Vestergaard makes mosquito nets that contain insecticide in their filaments, and the technique for doing this is a closely guarded corporate secret. Trine Sig worked for the company in sales and marketing, and had signed an employment agreement with a clause requiring her to keep knowledge gained in the course of her employment confidential -- even if she ceased to work for Vestergaard. Sig quit her job in 2004 to work with another former Vestergaard employee and a consultant who had helped to develop Vestergaard's techniques; they came up with a product which competed directly with that of Vestergaard. All this took place in Denmark, where Vestergaard issued proceedings for breach of trade secrets; Sig shifted operations to the United Kingdom, where Vestergaard started all over again in the courts.

That culminated in Vestergaard Frandsen A/S v Bestnet Europe Ltd, [2013] UKSC 31, which has considered the claim for misuse of confidential information against Sig and her company, Bestnet. The English trial judge concluded that Sig had misused her former employer's confidential information. He was of the view that she was liable for her use of the information after she left the company, even though she would not have known that the information she got from her two business partners was actually derived from Vestergaard's trade secrets. The Court of Appeal disagreed with this particular conclusion: this was to read in an implied term of 'harsh extent' that imposed strict liability. Vestergaard appealed, advancing three different arguments: (1) Sig was liable under her employment contract, either pursuant to an express or implied term; (2) she was liable as party to a common design to manufacture a product based on Vestergaard's trade secrets; and (3) she was party to a breach of confidence.
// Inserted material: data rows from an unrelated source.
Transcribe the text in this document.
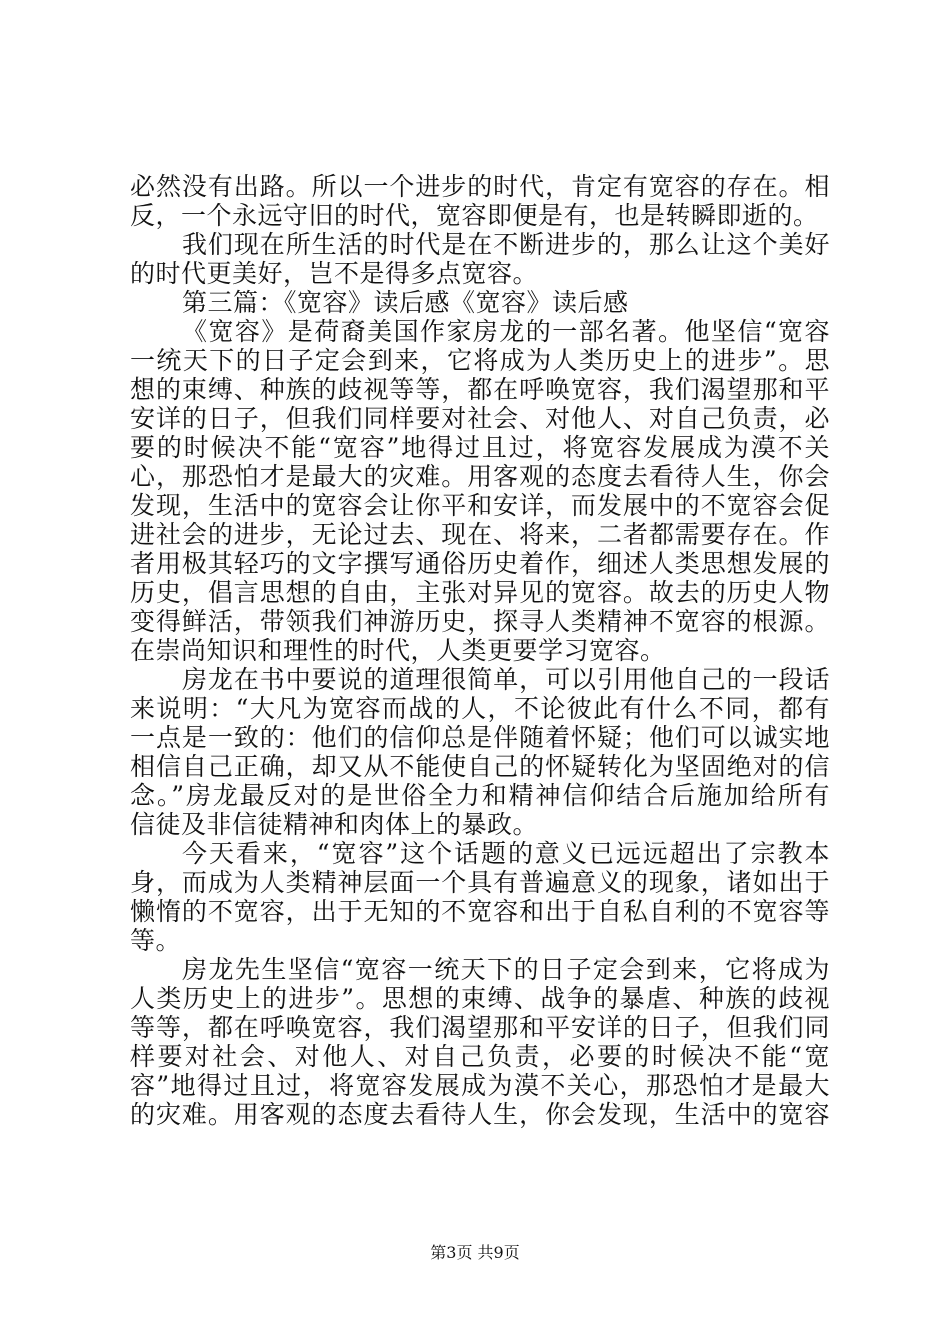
必然没有出路。所以一个进步的时代，肯定有宽容的存在。相
反，一个永远守旧的时代，宽容即便是有，也是转瞬即逝的。
我们现在所生活的时代是在不断进步的，那么让这个美好
的时代更美好，岂不是得多点宽容。
第三篇：《宽容》读后感《宽容》读后感
《宽容》是荷裔美国作家房龙的一部名著。他坚信“宽容
一统天下的日子定会到来，它将成为人类历史上的进步”。思
想的束缚、种族的歧视等等，都在呼唤宽容，我们渴望那和平
安详的日子，但我们同样要对社会、对他人、对自己负责，必
要的时候决不能“宽容”地得过且过，将宽容发展成为漠不关
心，那恐怕才是最大的灾难。用客观的态度去看待人生，你会
发现，生活中的宽容会让你平和安详，而发展中的不宽容会促
进社会的进步，无论过去、现在、将来，二者都需要存在。作
者用极其轻巧的文字撰写通俗历史着作，细述人类思想发展的
历史，倡言思想的自由，主张对异见的宽容。故去的历史人物
变得鲜活，带领我们神游历史，探寻人类精神不宽容的根源。
在崇尚知识和理性的时代，人类更要学习宽容。
房龙在书中要说的道理很简单，可以引用他自己的一段话
来说明：“大凡为宽容而战的人，不论彼此有什么不同，都有
一点是一致的：他们的信仰总是伴随着怀疑；他们可以诚实地
相信自己正确，却又从不能使自己的怀疑转化为坚固绝对的信
念。”房龙最反对的是世俗全力和精神信仰结合后施加给所有
信徒及非信徒精神和肉体上的暴政。
今天看来，“宽容”这个话题的意义已远远超出了宗教本
身，而成为人类精神层面一个具有普遍意义的现象，诸如出于
懒惰的不宽容，出于无知的不宽容和出于自私自利的不宽容等
等。
房龙先生坚信“宽容一统天下的日子定会到来，它将成为
人类历史上的进步”。思想的束缚、战争的暴虐、种族的歧视
等等，都在呼唤宽容，我们渴望那和平安详的日子，但我们同
样要对社会、对他人、对自己负责，必要的时候决不能“宽
容”地得过且过，将宽容发展成为漠不关心，那恐怕才是最大
的灾难。用客观的态度去看待人生，你会发现，生活中的宽容
第3页 共9页
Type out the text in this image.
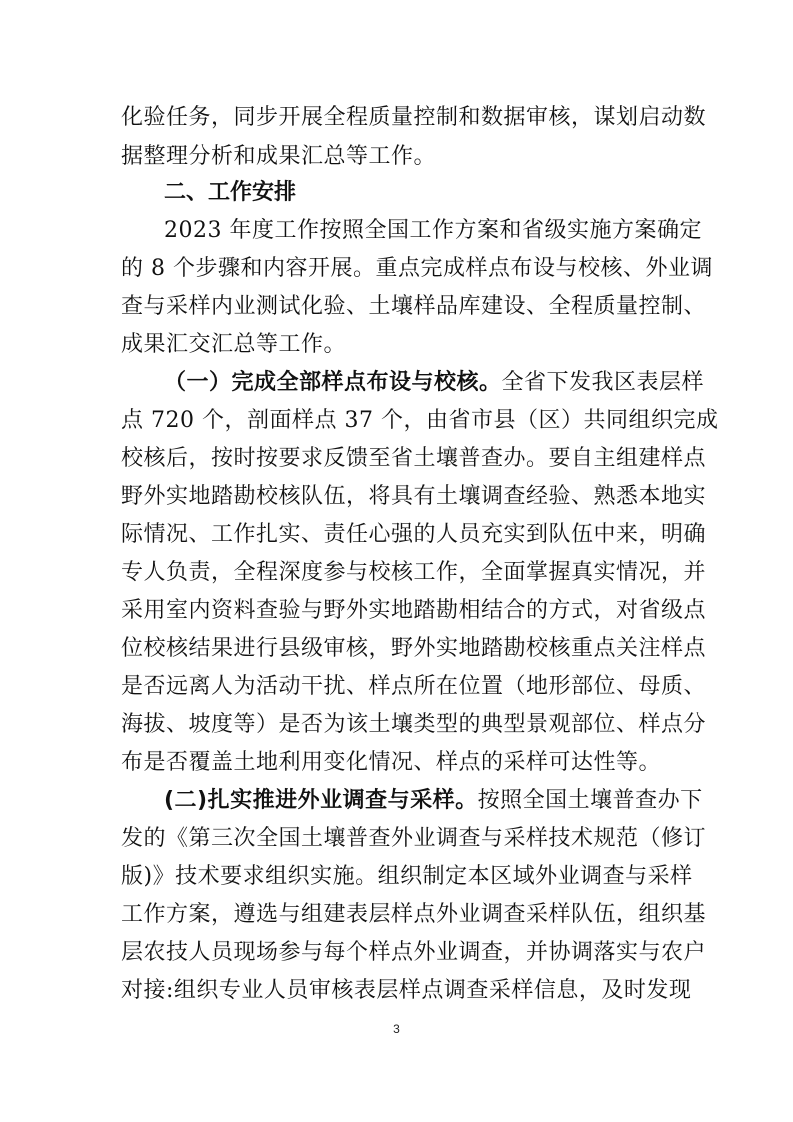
化验任务，同步开展全程质量控制和数据审核，谋划启动数
据整理分析和成果汇总等工作。
二、工作安排
2023 年度工作按照全国工作方案和省级实施方案确定
的 8 个步骤和内容开展。重点完成样点布设与校核、外业调
查与采样内业测试化验、土壤样品库建设、全程质量控制、
成果汇交汇总等工作。
（一）完成全部样点布设与校核。全省下发我区表层样
点 720 个，剖面样点 37 个，由省市县（区）共同组织完成
校核后，按时按要求反馈至省土壤普查办。要自主组建样点
野外实地踏勘校核队伍，将具有土壤调查经验、熟悉本地实
际情况、工作扎实、责任心强的人员充实到队伍中来，明确
专人负责，全程深度参与校核工作，全面掌握真实情况，并
采用室内资料查验与野外实地踏勘相结合的方式，对省级点
位校核结果进行县级审核，野外实地踏勘校核重点关注样点
是否远离人为活动干扰、样点所在位置（地形部位、母质、
海拔、坡度等）是否为该土壤类型的典型景观部位、样点分
布是否覆盖土地利用变化情况、样点的采样可达性等。
(二)扎实推进外业调查与采样。按照全国土壤普查办下
发的《第三次全国土壤普查外业调查与采样技术规范（修订
版)》技术要求组织实施。组织制定本区域外业调查与采样
工作方案，遵选与组建表层样点外业调查采样队伍，组织基
层农技人员现场参与每个样点外业调查，并协调落实与农户
对接:组织专业人员审核表层样点调查采样信息，及时发现
3
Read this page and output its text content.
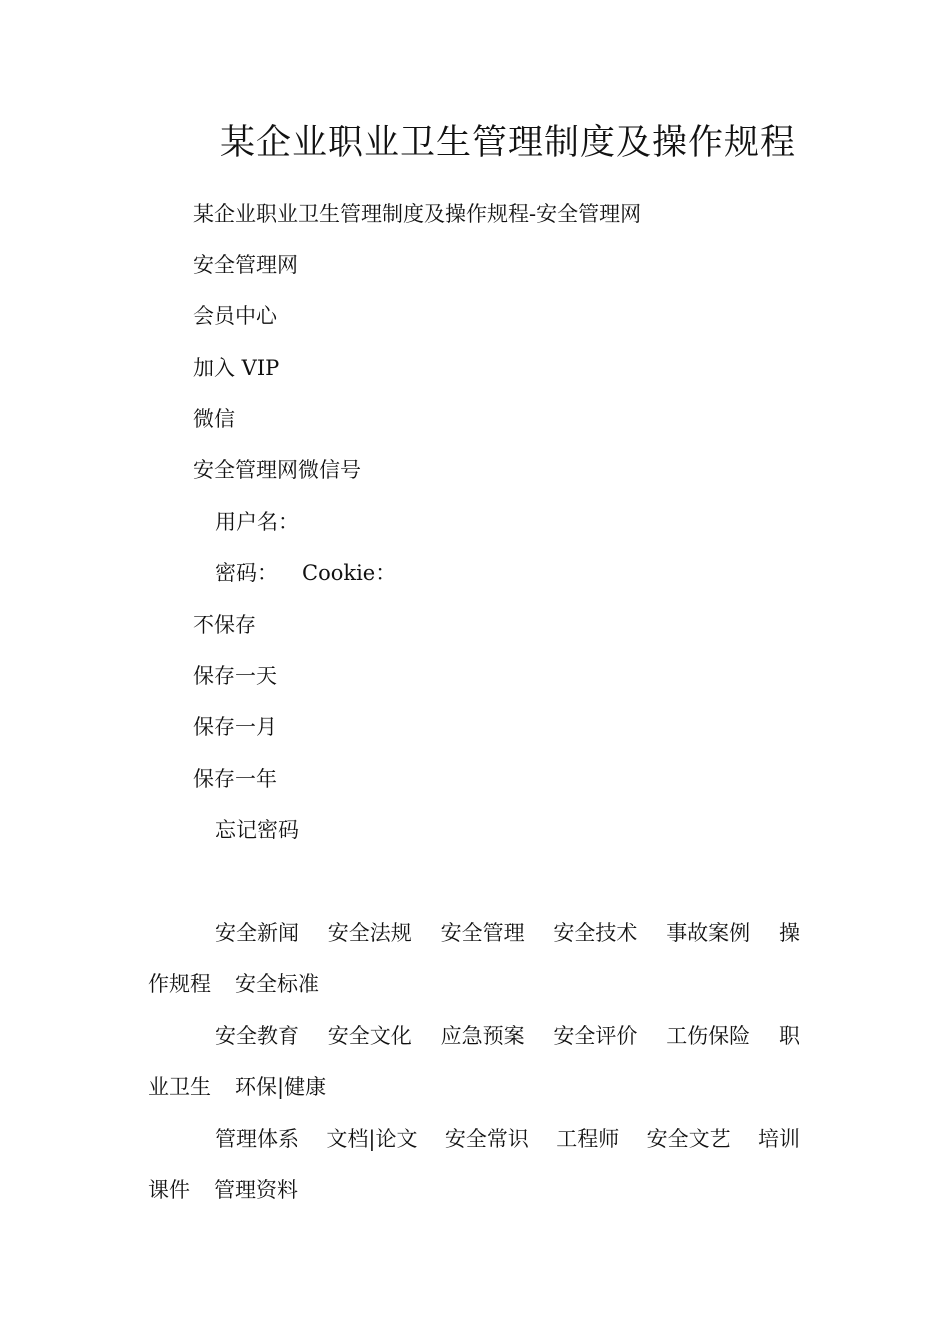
某企业职业卫生管理制度及操作规程
某企业职业卫生管理制度及操作规程-安全管理网
安全管理网
会员中心
加入 VIP
微信
安全管理网微信号
用户名：
密码： Cookie：
不保存
保存一天
保存一月
保存一年
忘记密码
安全新闻 安全法规 安全管理 安全技术 事故案例 操
作规程 安全标准
安全教育 安全文化 应急预案 安全评价 工伤保险 职
业卫生 环保|健康
管理体系 文档|论文 安全常识 工程师 安全文艺 培训
课件 管理资料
Each of the three arguments failed in the UK Supreme Court. Sig did not herself acquire any trade secrets and was unaware that the competing product had been manufactured on the strength of them. One can be liable for another's misuse of confidential information if one becomes aware that there has been misuse by that person (or turns a blind eye to it), but this was not the case with Sig. On point (1), the information in question had been obtained by the consultant in the course of his work (and he clearly was in breach of confidence) -- but not by Sig in the course of her employment. It was too much to say that the clause in Sig's contract contained an implied term preventing her from assisting in another's misuse in circumstances where she did not even possess the trade secrets or know of their misuse. As to (2), common design can be the basis of liability for breach of confidence, but here again Sig lacked the requisite level of knowledge; she simply didn't have the trade secrets or the knowledge they were being misused. Under (3), it could not be said that Sig must be liable because she knew she was 'playing with fire' when she started the new business, because there was no evidence that she had acted dishonestly in doing so. This was, in the end, an honest attempt on Sig's part to compete with her former employers.